El profesor Óscar Mauricio Montaño lidera un grupo llamado Al son del párkinson que crea espacios de cuidado al cuidador en el que los mismos cuidadores comparten sus experiencias con profesionales en formación y docentes javerianos de la facultad de Psicología.
“Lo primero que le decimos a los cuidadores durante los talleres es ‘este es su espacio y aquí van a encontrar la oportunidad de decir lo que sienten sin ser juzgados’. No les enseñamos cómo tratar a la persona que cuidan, sino cómo cuidarse a ellos mismos. Es un espacio para validar la rabia, la tristeza, el aburrimiento, el cansancio y mostrar que tiene todo el sentido. Entender sus emociones es un paso para ayudarlos en ese cuidado tanto personal como el de un tercero”, explica.
Estas son algunas recomendaciones de Montaño para los cuidadores de pacientes con párkinson:
- Establecer roles en los que todos los integrantes de la familia participen. Casi siempre hay alguien que suministra la parte económica, pero no por eso debe desentenderse del resto de funciones.

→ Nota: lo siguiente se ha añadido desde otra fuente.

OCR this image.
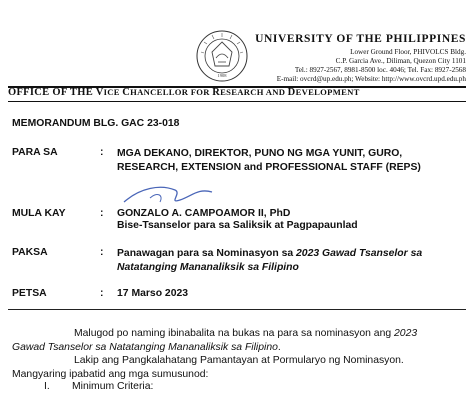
1908
UNIVERSITY OF THE PHILIPPINES
Lower Ground Floor, PHIVOLCS Bldg.
C.P. Garcia Ave., Diliman, Quezon City 1101
Tel.: 8927-2567, 8981-8500 loc. 4046; Tel. Fax: 8927-2568
E-mail: ovcrd@up.edu.ph; Website: http://www.ovcrd.upd.edu.ph
OFFICE OF THE VICE CHANCELLOR FOR RESEARCH AND DEVELOPMENT
MEMORANDUM BLG. GAC 23-018
PARA SA	: MGA DEKANO, DIREKTOR, PUNO NG MGA YUNIT, GURO, RESEARCH, EXTENSION and PROFESSIONAL STAFF (REPS)
MULA KAY	: GONZALO A. CAMPOAMOR II, PhD
Bise-Tsanselor para sa Saliksik at Pagpapaunlad
PAKSA	: Panawagan para sa Nominasyon sa 2023 Gawad Tsanselor sa Natatanging Mananaliksik sa Filipino
PETSA	: 17 Marso 2023
Malugod po naming ibinabalita na bukas na para sa nominasyon ang 2023 Gawad Tsanselor sa Natatanging Mananaliksik sa Filipino.
Lakip ang Pangkalahatang Pamantayan at Pormularyo ng Nominasyon. Mangyaring ipabatid ang mga sumusunod:
I. Minimum Criteria:
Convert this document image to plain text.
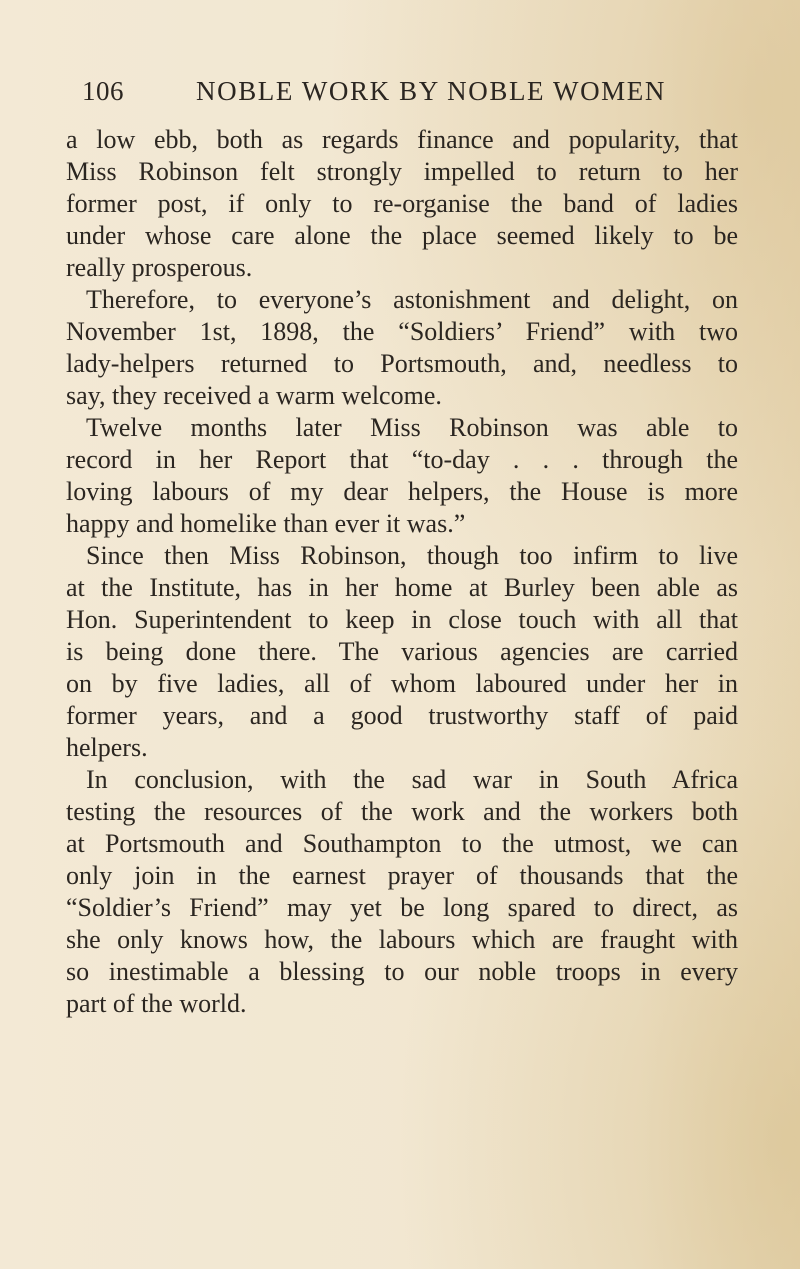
106	NOBLE WORK BY NOBLE WOMEN
a low ebb, both as regards finance and popularity, that
Miss Robinson felt strongly impelled to return to her
former post, if only to re-organise the band of ladies
under whose care alone the place seemed likely to be
really prosperous.
Therefore, to everyone’s astonishment and delight, on
November 1st, 1898, the “Soldiers’ Friend” with two
lady-helpers returned to Portsmouth, and, needless to
say, they received a warm welcome.
Twelve months later Miss Robinson was able to
record in her Report that “to-day . . . through the
loving labours of my dear helpers, the House is more
happy and homelike than ever it was.”
Since then Miss Robinson, though too infirm to live
at the Institute, has in her home at Burley been able as
Hon. Superintendent to keep in close touch with all that
is being done there. The various agencies are carried
on by five ladies, all of whom laboured under her in
former years, and a good trustworthy staff of paid
helpers.
In conclusion, with the sad war in South Africa
testing the resources of the work and the workers both
at Portsmouth and Southampton to the utmost, we can
only join in the earnest prayer of thousands that the
“Soldier’s Friend” may yet be long spared to direct, as
she only knows how, the labours which are fraught with
so inestimable a blessing to our noble troops in every
part of the world.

- Entablar una comunicación directa donde no haya jerarquías.
- Buscar tiempos de descanso. Normalmente hay una persona que asume más el cuidado, por eso debe buscar momentos libres donde pueda despegarse del rol de cuidado para cuidarse a sí mismo y hacer lo que le apasiona.
- No inferir qué es lo que quiere el paciente. Siempre hay que preguntarle en qué necesita ayuda para que no sienta que le quieren quitar la capacidad de hacer algo. Esto sirve para encontrar un balance en el que el enfermo no se vuelva dependiente, pero que también aprenda a pedir ayuda cuando lo necesite.